HEARTBREAKERS
Rating:  
B
Let's see: Running time is about 123 minutes... 60 seconds in a minute... 24 frames per second... okay, that makes for about 177,000 individual frames of film (give or take). Or, in other words, about 177,000 shots of Jennifer Love Hewitt's cleavage. There are more gratuitous breast shots in here than in Erin Brockovich, if you can believe that. Start inscribing Jennifer's name on an Oscar statuette right now.
Where was I? Oh yeah. Sigourney Weaver and Hewitt play a mother and daughter con team who specialize in marrying wealthy men, setting them up to get caught in an adulterous interlude, then taking them to the cleaners in the subsequent divorce. Ray Liota and Gene Hackman are two of their unfortunate marks. Along the way, Hewitt starts a scam on her own (sort of a side project to keep busy when things are slow at work) when she meets bar owner Jason Lee and hears he's secretly worth millions. Think she'll fall in love with him for real? Think she'll then break up with him "for his own good"? Think a happy reunion for the star-crossed couple is in the cards? I swear, every romantic comedy ever written has the exact same frigging plot. I think I'll polish off a romantic comedy script right after I'm done here.

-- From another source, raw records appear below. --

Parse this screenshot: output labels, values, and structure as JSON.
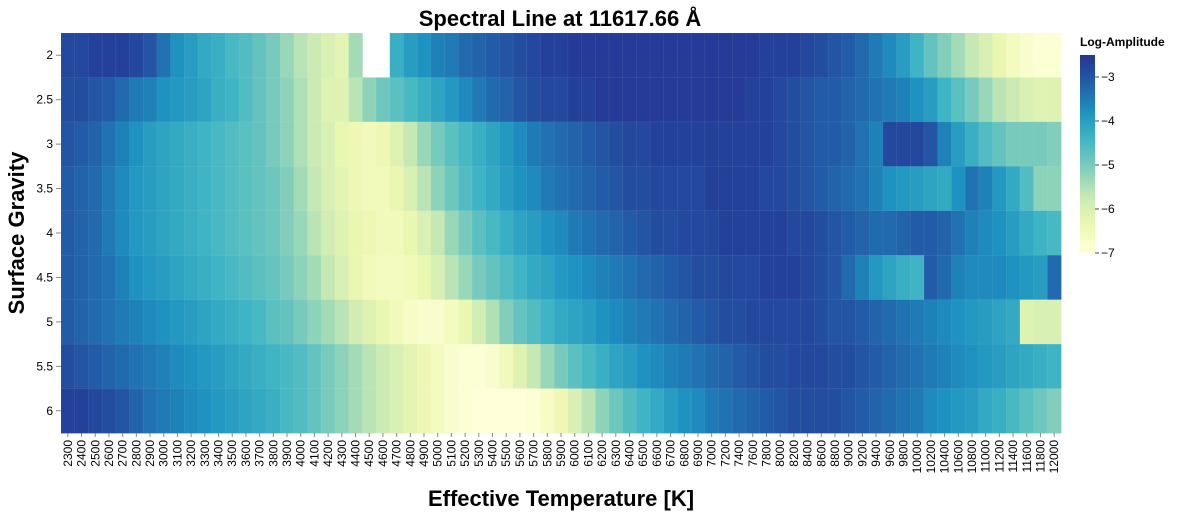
{
  "chart_data": {
    "type": "heatmap",
    "title": "Spectral Line at 11617.66 Å",
    "xlabel": "Effective Temperature [K]",
    "ylabel": "Surface Gravity",
    "x_categories": [
      "2300",
      "2400",
      "2500",
      "2600",
      "2700",
      "2800",
      "2900",
      "3000",
      "3100",
      "3200",
      "3300",
      "3400",
      "3500",
      "3600",
      "3700",
      "3800",
      "3900",
      "4000",
      "4100",
      "4200",
      "4300",
      "4400",
      "4500",
      "4600",
      "4700",
      "4800",
      "4900",
      "5000",
      "5100",
      "5200",
      "5300",
      "5400",
      "5500",
      "5600",
      "5700",
      "5800",
      "5900",
      "6000",
      "6100",
      "6200",
      "6300",
      "6400",
      "6500",
      "6600",
      "6700",
      "6800",
      "6900",
      "7000",
      "7200",
      "7400",
      "7600",
      "7800",
      "8000",
      "8200",
      "8400",
      "8600",
      "8800",
      "9000",
      "9200",
      "9400",
      "9600",
      "9800",
      "10000",
      "10200",
      "10400",
      "10600",
      "10800",
      "11000",
      "11200",
      "11400",
      "11600",
      "11800",
      "12000"
    ],
    "y_categories": [
      "2",
      "2.5",
      "3",
      "3.5",
      "4",
      "4.5",
      "5",
      "5.5",
      "6"
    ],
    "color_scale": {
      "name": "YlGnBu",
      "min": -7,
      "max": -2.5,
      "stops": [
        "#ffffd9",
        "#edf8b1",
        "#c7e9b4",
        "#7fcdbb",
        "#41b6c4",
        "#1d91c0",
        "#225ea8",
        "#253494"
      ]
    },
    "legend": {
      "title": "Log-Amplitude",
      "ticks": [
        -3,
        -4,
        -5,
        -6,
        -7
      ],
      "tick_labels": [
        "−3",
        "−4",
        "−5",
        "−6",
        "−7"
      ]
    },
    "missing_cells": [
      {
        "x": "4500",
        "y": "2"
      },
      {
        "x": "4600",
        "y": "2"
      }
    ],
    "values": [
      [
        -2.8,
        -2.8,
        -2.7,
        -2.7,
        -2.7,
        -2.8,
        -3.0,
        -3.4,
        -3.8,
        -4.0,
        -4.2,
        -4.3,
        -4.5,
        -4.6,
        -4.8,
        -5.0,
        -5.3,
        -5.6,
        -5.8,
        -6.0,
        -6.2,
        -5.4,
        null,
        null,
        -4.3,
        -4.0,
        -3.8,
        -3.6,
        -3.5,
        -3.3,
        -3.2,
        -3.1,
        -3.0,
        -2.9,
        -2.8,
        -2.7,
        -2.7,
        -2.6,
        -2.6,
        -2.6,
        -2.6,
        -2.6,
        -2.6,
        -2.6,
        -2.6,
        -2.6,
        -2.6,
        -2.6,
        -2.6,
        -2.6,
        -2.6,
        -2.7,
        -2.7,
        -2.7,
        -2.8,
        -2.9,
        -3.0,
        -3.1,
        -3.3,
        -3.5,
        -3.7,
        -4.0,
        -4.4,
        -4.8,
        -5.1,
        -5.4,
        -5.7,
        -6.0,
        -6.3,
        -6.6,
        -6.8,
        -6.9,
        -6.9
      ],
      [
        -2.9,
        -2.9,
        -3.0,
        -3.1,
        -3.3,
        -3.5,
        -3.6,
        -3.8,
        -3.9,
        -4.0,
        -4.1,
        -4.3,
        -4.4,
        -4.6,
        -4.8,
        -5.0,
        -5.2,
        -5.5,
        -5.8,
        -6.1,
        -6.1,
        -5.6,
        -5.2,
        -4.9,
        -4.7,
        -4.5,
        -4.3,
        -4.1,
        -3.9,
        -3.7,
        -3.5,
        -3.3,
        -3.2,
        -3.0,
        -2.9,
        -2.8,
        -2.8,
        -2.7,
        -2.7,
        -2.6,
        -2.6,
        -2.6,
        -2.6,
        -2.6,
        -2.6,
        -2.6,
        -2.6,
        -2.6,
        -2.6,
        -2.6,
        -2.7,
        -2.7,
        -2.8,
        -2.9,
        -3.0,
        -3.1,
        -3.1,
        -3.2,
        -3.3,
        -3.4,
        -3.5,
        -3.6,
        -3.8,
        -4.0,
        -4.4,
        -4.7,
        -5.0,
        -5.3,
        -5.6,
        -5.8,
        -6.0,
        -6.1,
        -6.1
      ],
      [
        -3.0,
        -3.1,
        -3.2,
        -3.4,
        -3.6,
        -3.8,
        -4.0,
        -4.1,
        -4.2,
        -4.3,
        -4.4,
        -4.5,
        -4.6,
        -4.7,
        -4.8,
        -5.0,
        -5.2,
        -5.5,
        -5.8,
        -6.0,
        -6.3,
        -6.4,
        -6.5,
        -6.4,
        -6.1,
        -5.7,
        -5.3,
        -5.0,
        -4.7,
        -4.5,
        -4.3,
        -4.1,
        -3.9,
        -3.7,
        -3.5,
        -3.4,
        -3.3,
        -3.2,
        -3.1,
        -3.0,
        -2.9,
        -2.8,
        -2.8,
        -2.7,
        -2.7,
        -2.7,
        -2.7,
        -2.7,
        -2.7,
        -2.7,
        -2.7,
        -2.7,
        -2.8,
        -2.9,
        -3.0,
        -3.1,
        -3.1,
        -3.2,
        -3.4,
        -3.6,
        -2.8,
        -2.8,
        -2.8,
        -3.0,
        -3.6,
        -4.0,
        -4.3,
        -4.6,
        -4.8,
        -5.0,
        -5.0,
        -5.0,
        -5.1
      ],
      [
        -3.1,
        -3.2,
        -3.3,
        -3.5,
        -3.7,
        -3.9,
        -4.0,
        -4.1,
        -4.2,
        -4.3,
        -4.4,
        -4.5,
        -4.6,
        -4.7,
        -4.8,
        -4.9,
        -5.1,
        -5.4,
        -5.7,
        -6.0,
        -6.2,
        -6.4,
        -6.5,
        -6.5,
        -6.3,
        -6.0,
        -5.6,
        -5.2,
        -4.9,
        -4.6,
        -4.4,
        -4.2,
        -4.0,
        -3.8,
        -3.7,
        -3.5,
        -3.4,
        -3.3,
        -3.2,
        -3.1,
        -3.0,
        -2.9,
        -2.9,
        -2.8,
        -2.8,
        -2.8,
        -2.8,
        -2.7,
        -2.7,
        -2.7,
        -2.7,
        -2.8,
        -2.8,
        -2.9,
        -3.0,
        -3.1,
        -3.2,
        -3.3,
        -3.4,
        -3.6,
        -3.8,
        -3.9,
        -4.0,
        -4.1,
        -4.2,
        -3.8,
        -3.4,
        -3.6,
        -3.9,
        -4.2,
        -4.6,
        -5.2,
        -5.2
      ],
      [
        -3.1,
        -3.2,
        -3.3,
        -3.5,
        -3.7,
        -3.9,
        -4.0,
        -4.1,
        -4.2,
        -4.3,
        -4.4,
        -4.5,
        -4.6,
        -4.7,
        -4.8,
        -4.9,
        -5.1,
        -5.3,
        -5.6,
        -5.9,
        -6.1,
        -6.3,
        -6.4,
        -6.5,
        -6.5,
        -6.3,
        -6.0,
        -5.7,
        -5.3,
        -5.0,
        -4.7,
        -4.5,
        -4.3,
        -4.1,
        -4.0,
        -3.8,
        -3.7,
        -3.5,
        -3.4,
        -3.3,
        -3.2,
        -3.1,
        -3.0,
        -2.9,
        -2.9,
        -2.8,
        -2.8,
        -2.8,
        -2.7,
        -2.7,
        -2.7,
        -2.7,
        -2.7,
        -2.8,
        -2.8,
        -2.9,
        -3.0,
        -3.1,
        -3.2,
        -3.3,
        -3.3,
        -3.2,
        -3.1,
        -3.1,
        -3.2,
        -3.4,
        -3.6,
        -3.7,
        -3.8,
        -4.0,
        -4.2,
        -4.4,
        -4.5
      ],
      [
        -3.1,
        -3.2,
        -3.3,
        -3.4,
        -3.6,
        -3.8,
        -3.9,
        -4.0,
        -4.1,
        -4.2,
        -4.3,
        -4.4,
        -4.5,
        -4.6,
        -4.7,
        -4.8,
        -5.0,
        -5.2,
        -5.4,
        -5.7,
        -6.0,
        -6.3,
        -6.5,
        -6.6,
        -6.6,
        -6.5,
        -6.3,
        -6.0,
        -5.6,
        -5.3,
        -5.0,
        -4.8,
        -4.6,
        -4.4,
        -4.2,
        -4.1,
        -3.9,
        -3.8,
        -3.7,
        -3.6,
        -3.5,
        -3.4,
        -3.3,
        -3.2,
        -3.1,
        -3.0,
        -2.9,
        -2.9,
        -2.8,
        -2.8,
        -2.8,
        -2.7,
        -2.7,
        -2.7,
        -2.8,
        -2.9,
        -3.0,
        -3.3,
        -3.6,
        -3.9,
        -4.1,
        -4.3,
        -4.4,
        -3.1,
        -3.3,
        -3.6,
        -3.7,
        -3.7,
        -3.7,
        -3.8,
        -3.9,
        -4.0,
        -3.3
      ],
      [
        -3.1,
        -3.2,
        -3.3,
        -3.4,
        -3.5,
        -3.6,
        -3.7,
        -3.8,
        -3.9,
        -4.0,
        -4.1,
        -4.2,
        -4.3,
        -4.4,
        -4.5,
        -4.7,
        -4.8,
        -5.0,
        -5.2,
        -5.4,
        -5.6,
        -5.9,
        -6.1,
        -6.3,
        -6.5,
        -6.7,
        -6.8,
        -6.8,
        -6.6,
        -6.3,
        -5.9,
        -5.5,
        -5.1,
        -4.8,
        -4.6,
        -4.4,
        -4.2,
        -4.1,
        -4.0,
        -3.8,
        -3.7,
        -3.6,
        -3.5,
        -3.4,
        -3.3,
        -3.2,
        -3.1,
        -3.0,
        -2.9,
        -2.9,
        -2.8,
        -2.8,
        -2.8,
        -2.8,
        -2.8,
        -2.9,
        -3.0,
        -3.0,
        -3.1,
        -3.2,
        -3.3,
        -3.4,
        -3.5,
        -3.6,
        -3.7,
        -3.8,
        -3.9,
        -4.0,
        -4.1,
        -4.2,
        -6.1,
        -6.0,
        -6.0
      ],
      [
        -2.9,
        -3.0,
        -3.1,
        -3.2,
        -3.3,
        -3.4,
        -3.5,
        -3.6,
        -3.7,
        -3.8,
        -3.9,
        -4.0,
        -4.1,
        -4.2,
        -4.3,
        -4.4,
        -4.5,
        -4.6,
        -4.8,
        -5.0,
        -5.2,
        -5.4,
        -5.6,
        -5.8,
        -6.0,
        -6.2,
        -6.4,
        -6.6,
        -6.8,
        -6.9,
        -6.9,
        -6.8,
        -6.5,
        -6.1,
        -5.7,
        -5.3,
        -5.0,
        -4.7,
        -4.5,
        -4.3,
        -4.1,
        -4.0,
        -3.8,
        -3.7,
        -3.6,
        -3.5,
        -3.4,
        -3.3,
        -3.2,
        -3.1,
        -3.0,
        -2.9,
        -2.9,
        -2.8,
        -2.8,
        -2.8,
        -2.9,
        -2.9,
        -3.0,
        -3.1,
        -3.2,
        -3.3,
        -3.4,
        -3.5,
        -3.6,
        -3.7,
        -3.8,
        -3.9,
        -4.0,
        -4.1,
        -4.2,
        -4.3,
        -4.4
      ],
      [
        -2.7,
        -2.7,
        -2.8,
        -2.9,
        -3.0,
        -3.2,
        -3.4,
        -3.5,
        -3.6,
        -3.7,
        -3.8,
        -3.9,
        -4.0,
        -4.1,
        -4.2,
        -4.3,
        -4.5,
        -4.6,
        -4.8,
        -5.0,
        -5.2,
        -5.4,
        -5.6,
        -5.8,
        -6.0,
        -6.2,
        -6.4,
        -6.6,
        -6.8,
        -6.9,
        -7.0,
        -7.0,
        -7.0,
        -7.0,
        -6.9,
        -6.7,
        -6.4,
        -6.0,
        -5.6,
        -5.2,
        -4.9,
        -4.6,
        -4.4,
        -4.2,
        -4.0,
        -3.8,
        -3.7,
        -3.5,
        -3.4,
        -3.3,
        -3.2,
        -3.1,
        -3.0,
        -2.9,
        -2.9,
        -2.9,
        -2.9,
        -3.0,
        -3.1,
        -3.2,
        -3.3,
        -3.4,
        -3.5,
        -3.7,
        -3.8,
        -3.9,
        -4.0,
        -4.2,
        -4.3,
        -4.5,
        -4.7,
        -4.9,
        -5.1
      ]
    ]
  }
}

Fortunately, this film is saved because many of the jokes along the way are pretty funny. Some scenes between Weaver and Hackman go absolutely nowhere, and a subplot involving Nora Dunn as Hackman's bizarre maid misses the funny bone by the proverbial country mile. But there are enough good scenes in the mix to smooth out the rough spots. Even Ray Liota, who I have difficulty looking at after Hannibal without feeling sick to my stomach, displays some comic flair in his scenes later in the movie. And of course, any time your attention might start to wander, in bounces Hewitt in her next skimpy outfit. It's a wonder the poor girl didn't die of exposure before filming was completed.